Jack Ketchum scares me, and he should scare you. Praised by Stephen King when he accepted his National Book Foundation Award, Ketchum has written some of the most disturbing fiction in recent memory, including OFF SEASON, RIGHT TO LIFE, THE GIRL NEXT DOOR, and THE LOST. The latter draws inspiration from the real life serial killer, Charles Schmid, the "Pied Piper of Tucson," who also served as the basis for Joyce Carol Oates' short story, "Where Are You Going, Where Have You Been." In fact, Ketchum shares with Oates a general fascination with "human monsters," as evidenced by his most famous novel, THE GIRL NEXT DOOR, a text based upon the heart-breaking Sylvia Marie Likens murder. But that's not what scares me about Jack Ketchum. What scares me about his work is how effectively he calls for us to reflect on our own "gaze," the way he makes us ask ourselves, "Should I really be reading this, much less enjoying it?" Look at the screenshot above, taken from the masterful film version of THE LOST (directed by Chris Siverston.) That scene occurs during a crucial moment of the story, when this bound character cannot scream, cannot cry, but only look upon the grisly work of Ray Pye with horrified fascination. That's a visual story of our relationship to Ketchum's work.

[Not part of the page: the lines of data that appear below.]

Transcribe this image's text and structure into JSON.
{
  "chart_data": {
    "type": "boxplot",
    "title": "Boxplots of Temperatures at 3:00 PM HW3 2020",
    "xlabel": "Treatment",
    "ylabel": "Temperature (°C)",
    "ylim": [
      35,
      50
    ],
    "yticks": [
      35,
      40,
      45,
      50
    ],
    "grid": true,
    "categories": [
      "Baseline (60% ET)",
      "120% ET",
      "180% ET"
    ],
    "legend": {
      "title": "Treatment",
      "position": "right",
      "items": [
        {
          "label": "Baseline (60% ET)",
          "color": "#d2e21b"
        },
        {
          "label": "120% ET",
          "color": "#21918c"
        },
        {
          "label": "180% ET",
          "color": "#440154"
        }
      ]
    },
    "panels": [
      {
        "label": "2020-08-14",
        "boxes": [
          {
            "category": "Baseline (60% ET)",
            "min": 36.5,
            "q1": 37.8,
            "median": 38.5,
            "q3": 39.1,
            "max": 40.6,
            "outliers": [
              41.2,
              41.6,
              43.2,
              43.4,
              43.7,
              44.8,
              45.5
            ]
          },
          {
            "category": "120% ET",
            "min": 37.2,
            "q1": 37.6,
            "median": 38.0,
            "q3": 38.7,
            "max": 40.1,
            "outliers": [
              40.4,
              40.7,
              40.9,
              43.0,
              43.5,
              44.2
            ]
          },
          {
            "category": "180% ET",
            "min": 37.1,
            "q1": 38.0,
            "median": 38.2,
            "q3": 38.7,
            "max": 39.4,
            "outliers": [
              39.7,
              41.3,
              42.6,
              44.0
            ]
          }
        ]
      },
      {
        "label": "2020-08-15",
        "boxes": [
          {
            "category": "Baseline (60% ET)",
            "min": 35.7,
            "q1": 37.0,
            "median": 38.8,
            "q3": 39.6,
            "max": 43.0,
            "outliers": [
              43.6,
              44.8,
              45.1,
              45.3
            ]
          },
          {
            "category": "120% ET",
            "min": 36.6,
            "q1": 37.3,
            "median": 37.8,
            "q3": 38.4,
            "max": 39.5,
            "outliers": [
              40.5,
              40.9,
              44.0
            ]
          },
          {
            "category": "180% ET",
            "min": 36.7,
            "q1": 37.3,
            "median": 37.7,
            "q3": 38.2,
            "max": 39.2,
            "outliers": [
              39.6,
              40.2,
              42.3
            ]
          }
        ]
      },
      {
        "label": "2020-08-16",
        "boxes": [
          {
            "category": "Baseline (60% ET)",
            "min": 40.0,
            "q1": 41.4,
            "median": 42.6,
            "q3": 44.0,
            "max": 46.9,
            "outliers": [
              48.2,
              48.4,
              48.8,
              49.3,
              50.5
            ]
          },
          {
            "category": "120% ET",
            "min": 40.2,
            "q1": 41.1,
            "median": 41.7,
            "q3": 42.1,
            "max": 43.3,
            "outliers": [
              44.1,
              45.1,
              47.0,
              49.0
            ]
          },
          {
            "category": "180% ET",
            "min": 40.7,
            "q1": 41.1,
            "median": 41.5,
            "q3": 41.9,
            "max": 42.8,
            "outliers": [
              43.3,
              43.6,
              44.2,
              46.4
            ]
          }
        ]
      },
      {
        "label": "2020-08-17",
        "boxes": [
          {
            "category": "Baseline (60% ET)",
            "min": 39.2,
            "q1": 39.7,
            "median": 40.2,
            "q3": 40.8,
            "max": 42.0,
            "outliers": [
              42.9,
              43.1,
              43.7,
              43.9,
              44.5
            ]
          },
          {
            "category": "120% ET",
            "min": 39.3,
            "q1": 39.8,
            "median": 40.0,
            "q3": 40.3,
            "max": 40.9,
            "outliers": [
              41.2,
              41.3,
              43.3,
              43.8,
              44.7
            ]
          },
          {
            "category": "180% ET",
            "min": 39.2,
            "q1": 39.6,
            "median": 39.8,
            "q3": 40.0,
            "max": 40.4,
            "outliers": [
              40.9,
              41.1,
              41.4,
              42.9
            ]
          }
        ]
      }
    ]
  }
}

Like the "Pied Piper of Tucson," Ketchum's Ray Pye wears make-up, stuffs his shoes with crushed beer cans so that he can appear taller, and surrounds himself with teenagers who look in awe upon his swagger and bravado. Like the book, the film begins Pye stumbling on two girls (one played by Erin Brown), camping in the woods. Stalking them later that evening, he murders them with his shot-gun, his only motivation stemming from his apparent suspicion that they are lesbians. As Pye, Mark Senter captures the chaos of a mind shifting randomly from childlike insecurity to violent psychosis. In a role that could easily become a cartoon, his performance is nothing short of brilliant, just as Chris Siverston more than ably handles the source material. Siverston, who also directed the underrated American giallo, I KNOW WHO KILLED ME, achieves a gritty 1970s-grindhouse style of horror film-making without resorting to the gimmicks that many of his peers have used unsuccessfully.
Yes, Jack Ketchum scares me, and he reminds me of another reason why in the commentary he recorded for the DVD (along with fellow writer Monica O'Rourke). This narrative, as well as his many others, serve to remind us that we're not safe, that every day we live counts as another miracle. Just try watching the end of this film without gratefully drawing your next breath. As Hollywood continues to cannibalize itself with remakes and more remakes, it's unfortunate that most of us won't have the opportunity to see this on the big screen.
One shouldn't miss the message that the filmmakers included at the end of the credits--to read the book if you liked the movie, and to read the book if you didn't like the movie. Hopefully, Siverston's film helps Ketchum's work find the wider audience that it deserves.